Triple-negative breast cancer (TNBC) is a rare, heterogeneous phenotype of breast cancer whose clinical features include high invasiveness, high metastatic potential, proneness to relapse, and poor prognosis. TNBC accounts for approximately 15-20% of all breast cancer cases diagnosed in the US. It is more common in women under 40 years old than other types of breast cancer. The average age of a TNBC diagnosis is 54, compared to 60 for other breast cancers. Black women are nearly twice as likely to be diagnosed with TNBC than white women.
While the exact cause of TNBC is not known, many cases may be linked to a mutation in a BRCA gene. BRCA 1 and BRCA 2 are genes that help prevent cancer by repairing DNA and keeping cells from growing too fast. When a BRCA gene is damaged or changed, it can lead to the uncontrolled growth of tumors, including breast cancer tumors. While BRCA gene mutations are rare—only 0.25% of the population carries a BRCA gene mutation—about 10-15% of women with TNBC test positive for a BRCA1 mutation, indicating that this mutation may be linked to TNBC in some cases.
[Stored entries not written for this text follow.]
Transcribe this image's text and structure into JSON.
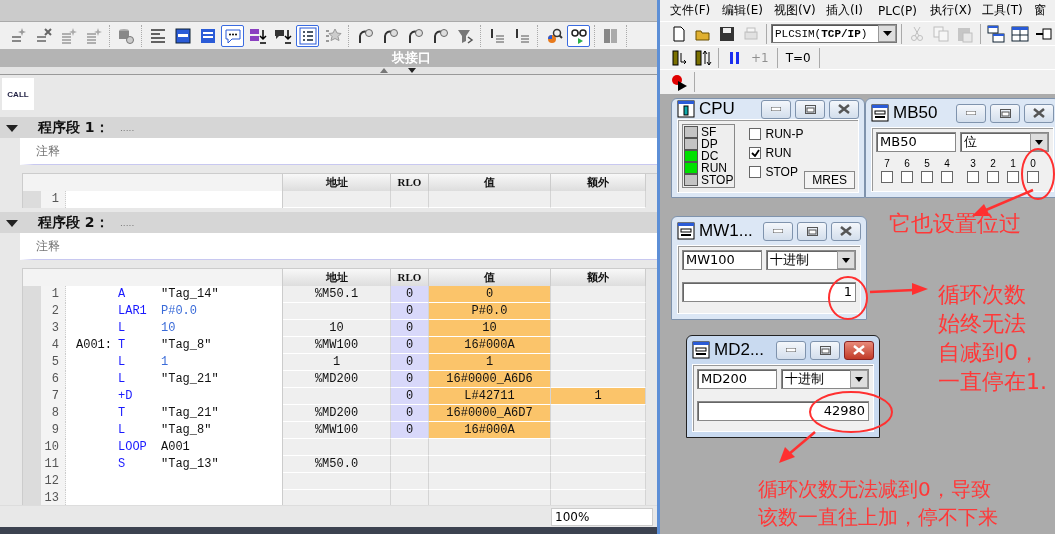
{
  "editor": {
    "toolbar": {
      "groups": [
        {
          "buttons": [
            {
              "selected": false
            },
            {
              "selected": false
            },
            {
              "selected": false
            },
            {
              "selected": false
            }
          ]
        },
        {
          "buttons": [
            {
              "selected": false
            }
          ]
        },
        {
          "buttons": [
            {
              "selected": false
            },
            {
              "selected": false
            },
            {
              "selected": false
            },
            {
              "selected": true
            },
            {
              "selected": false
            },
            {
              "selected": false
            },
            {
              "selected": true
            },
            {
              "selected": false
            }
          ]
        },
        {
          "buttons": [
            {
              "selected": false
            },
            {
              "selected": false
            },
            {
              "selected": false
            },
            {
              "selected": false
            },
            {
              "selected": false
            }
          ]
        },
        {
          "buttons": [
            {
              "selected": false
            },
            {
              "selected": false
            }
          ]
        },
        {
          "buttons": [
            {
              "selected": false
            },
            {
              "selected": true
            }
          ]
        },
        {
          "buttons": [
            {
              "selected": false
            }
          ]
        }
      ]
    },
    "interface_title": "块接口",
    "call_button": "CALL",
    "networks": [
      {
        "title": "程序段 1：",
        "dots": ".....",
        "expanded": true,
        "comment_placeholder": "注释",
        "columns": [
          "地址",
          "RLO",
          "值",
          "额外"
        ],
        "rows": [
          {
            "number": "1"
          }
        ]
      },
      {
        "title": "程序段 2：",
        "dots": ".....",
        "expanded": true,
        "comment_placeholder": "注释",
        "columns": [
          "地址",
          "RLO",
          "值",
          "额外"
        ],
        "rows": [
          {
            "number": "1",
            "op": "A",
            "operand": {
              "text": "\"Tag_14\"",
              "kind": "tag"
            },
            "address": "%M50.1",
            "rlo": "0",
            "value": "0"
          },
          {
            "number": "2",
            "op": "LAR1",
            "operand": {
              "text": "P#0.0",
              "kind": "literal"
            },
            "rlo": "0",
            "value": "P#0.0"
          },
          {
            "number": "3",
            "op": "L",
            "operand": {
              "text": "10",
              "kind": "literal"
            },
            "address": "10",
            "rlo": "0",
            "value": "10"
          },
          {
            "number": "4",
            "label": "A001:",
            "op": "T",
            "operand": {
              "text": "\"Tag_8\"",
              "kind": "tag"
            },
            "address": "%MW100",
            "rlo": "0",
            "value": "16#000A"
          },
          {
            "number": "5",
            "op": "L",
            "operand": {
              "text": "1",
              "kind": "literal"
            },
            "address": "1",
            "rlo": "0",
            "value": "1"
          },
          {
            "number": "6",
            "op": "L",
            "operand": {
              "text": "\"Tag_21\"",
              "kind": "tag"
            },
            "address": "%MD200",
            "rlo": "0",
            "value": "16#0000_A6D6"
          },
          {
            "number": "7",
            "op": "+D",
            "rlo": "0",
            "value": "L#42711",
            "extra": "1"
          },
          {
            "number": "8",
            "op": "T",
            "operand": {
              "text": "\"Tag_21\"",
              "kind": "tag"
            },
            "address": "%MD200",
            "rlo": "0",
            "value": "16#0000_A6D7"
          },
          {
            "number": "9",
            "op": "L",
            "operand": {
              "text": "\"Tag_8\"",
              "kind": "tag"
            },
            "address": "%MW100",
            "rlo": "0",
            "value": "16#000A"
          },
          {
            "number": "10",
            "op": "LOOP",
            "operand": {
              "text": "A001",
              "kind": "tag"
            }
          },
          {
            "number": "11",
            "op": "S",
            "operand": {
              "text": "\"Tag_13\"",
              "kind": "tag"
            },
            "address": "%M50.0"
          },
          {
            "number": "12"
          },
          {
            "number": "13"
          }
        ]
      }
    ],
    "zoom": "100%"
  },
  "simulator": {
    "menu": [
      "文件(F)",
      "编辑(E)",
      "视图(V)",
      "插入(I)",
      "PLC(P)",
      "执行(X)",
      "工具(T)",
      "窗"
    ],
    "toolbar_rows": [
      {
        "groups": [
          [
            {
              "kind": "icon",
              "disabled": false
            },
            {
              "kind": "icon",
              "disabled": false
            },
            {
              "kind": "icon",
              "disabled": false
            },
            {
              "kind": "icon",
              "disabled": true
            }
          ],
          [
            {
              "kind": "dropdown",
              "value": "PLCSIM(**TCP/IP**)"
            }
          ],
          [
            {
              "kind": "icon",
              "disabled": true
            },
            {
              "kind": "icon",
              "disabled": true
            },
            {
              "kind": "icon",
              "disabled": true
            }
          ],
          [
            {
              "kind": "icon",
              "disabled": false
            },
            {
              "kind": "icon",
              "disabled": false
            },
            {
              "kind": "icon",
              "disabled": false
            }
          ]
        ]
      },
      {
        "groups": [
          [
            {
              "kind": "icon",
              "disabled": false
            },
            {
              "kind": "icon",
              "disabled": false
            }
          ],
          [
            {
              "kind": "icon",
              "disabled": false
            },
            {
              "kind": "text",
              "label": "+1",
              "disabled": true
            }
          ],
          [
            {
              "kind": "text",
              "label": "T=0",
              "disabled": false
            }
          ]
        ]
      },
      {
        "groups": [
          [
            {
              "kind": "icon",
              "disabled": false
            }
          ]
        ]
      }
    ],
    "windows": [
      {
        "kind": "cpu",
        "title": "CPU",
        "active": false,
        "leds": [
          {
            "label": "SF",
            "on": false
          },
          {
            "label": "DP",
            "on": false
          },
          {
            "label": "DC",
            "on": true
          },
          {
            "label": "RUN",
            "on": true
          },
          {
            "label": "STOP",
            "on": false
          }
        ],
        "modes": [
          {
            "label": "RUN-P",
            "checked": false
          },
          {
            "label": "RUN",
            "checked": true
          },
          {
            "label": "STOP",
            "checked": false
          }
        ],
        "reset_button": "MRES"
      },
      {
        "kind": "bits",
        "title": "MB50",
        "active": false,
        "address": "MB50",
        "format": "位",
        "bits": [
          {
            "label": "7",
            "checked": false
          },
          {
            "label": "6",
            "checked": false
          },
          {
            "label": "5",
            "checked": false
          },
          {
            "label": "4",
            "checked": false
          },
          {
            "label": "3",
            "checked": false
          },
          {
            "label": "2",
            "checked": false
          },
          {
            "label": "1",
            "checked": false
          },
          {
            "label": "0",
            "checked": false
          }
        ]
      },
      {
        "kind": "value",
        "title": "MW1...",
        "active": false,
        "address": "MW100",
        "format": "十进制",
        "value": "1"
      },
      {
        "kind": "value",
        "title": "MD2...",
        "active": true,
        "address": "MD200",
        "format": "十进制",
        "value": "42980"
      }
    ],
    "annotations": [
      {
        "lines": [
          "它也设置位过"
        ]
      },
      {
        "lines": [
          "循环次数",
          "始终无法",
          "自减到0，",
          "一直停在1."
        ]
      },
      {
        "lines": [
          "循环次数无法减到0，导致",
          "该数一直往上加，停不下来"
        ]
      }
    ]
  }
}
TNBC is different from other types of breast cancer because its tumor cells do not contain the three most common receptors known to fuel breast cancer growth: the breast cancer cells test negative for estrogen receptors (ER-), progesterone receptors (PR-), and hormone epidermal growth factor receptor 2 (HER2-). Because TNBC tumors lack ER, PR, and HER2 expression, they are not sensitive to endocrine therapy or HER2 treatment, and standardized TNBC treatment regimens are still lacking. To date, traditional treatments like surgery, chemotherapy and radiation therapy must be used. New therapeutics such as immunotherapy, targeted agents, and antibody-drug conjugates (ADCs) in first-line and subsequent-line settings are now available.
New research findings with an experimental vaccine could offer fresh hope to women diagnosed with TNBC. (1) The clinical trial involved 18 patients with localized TNBC. All had undergone chemotherapy, followed by surgery to remove their breast tumors which were then analyzed to find the unique genetic mutations in their cancer cells. The research team then crafted a personalized cancer vaccine for each patient, based on those mutations. Each patient received three doses of the vaccine, which taught their immune systems to recognize the key mutations in their specific breast tumors and attack the cancer cells. Results showed that 14 out of the 18 TNBC patients developed an immune response to the vaccine. 16 of the 18 patients remained cancer-free three years after receiving the vaccine, which taught their immune systems to kill off any remaining cancer cells. By comparison, only half of patients who received surgery alone remained cancer-free after three years, according to historical data. “These results were better than we expected,” said senior researcher Dr. William Gillanders, a professor of surgery at Washington University School of Medicine in St. Louis.
“We are excited about the promise of these neo-antigen vaccines,” Gillanders added. Larger clinical trials will be needed to prove the vaccine’s effectiveness.